Is your video essay watchlist a bit of a boys club? Don’t worry. We’re here to help.

I watch a lot of video essays. You probably do too. They’re the hot new thing in film analysis and with good reason: they’re engaging, informative, thought-provoking, and tend to make their viewers more critical and appreciative cinema-goers.

They’re also — to quote critic and video essayist Lindsay Ellis — “a sausage fest.”

The gender disparity present in video essays is nothing new. It reflects a wider cultural disparity in film culture that will hopefully one day crumble into the sea.  

When I pitched this article, one of my senior colleagues asked me if I knew of any “good” female video essayists. It was an offhand comment, and it points to something important. Male creative types get to be popular and worthy of our attention without their value being called into question. They don’t get asked upfront “but are they any good?

Written essays have been a “feminine” medium for ages, from Joan Didion, to Susan Sontag, to Zadie Smith, to Roxane Gay. But video essays seem to take after the film industry’s gender bias. Which is mighty. And probably (read: definitely) not helped along by the internet’s hostility towards visible, opinionated women which is especially felt by women of color and queer people.

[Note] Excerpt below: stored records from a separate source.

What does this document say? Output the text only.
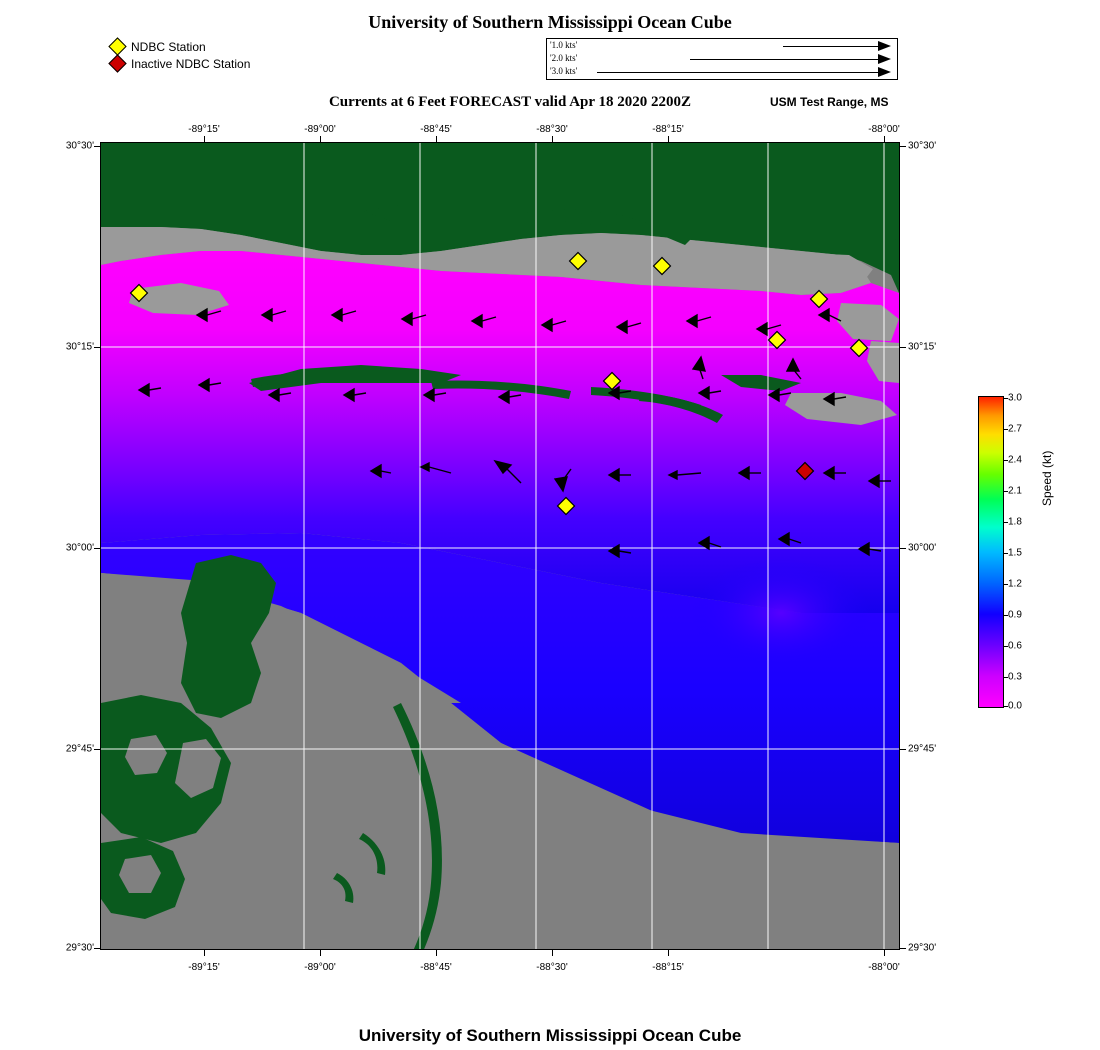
University of Southern Mississippi Ocean Cube
NDBC Station
Inactive NDBC Station
'1.0 kts'
'2.0 kts'
'3.0 kts'
Currents at 6 Feet FORECAST valid Apr 18 2020 2200Z	USM Test Range, MS
-89°15'	-89°00'	-88°45'	-88°30'	-88°15'	-88°00'
-89°15'	-89°00'	-88°45'	-88°30'	-88°15'	-88°00'
30°30'
30°15'
30°00'
29°45'
29°30'
30°30'
30°15'
30°00'
29°45'
29°30'
3.0
2.7
2.4
2.1
1.8
1.5
1.2
0.9
0.6
0.3
0.0
Speed (kt)
University of Southern Mississippi Ocean Cube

I seek out female directors and podcast hosts and generally try to make sure I’m not living in a dude-exclusive echo-chamber. I like a huge fucking portion of the population crave the perspective of women, and feel their absence. The other day I realized that, with the exception of Ellis, I couldn’t think of a single non-dude video essayist and I wanted to change that.

The following essayists are creative, insightful, and funny film critics in their own right. They also happen to not be cis dudes. They deserve to be followed, subscribed to, referenced, quoted, and credited.

This will be the first time I’ll be happy to see a “but you forgot ___!” comment. While this article is necessarily incomplete, please tell us about any creators that we’ve missed!

Enjoy, and happy watching…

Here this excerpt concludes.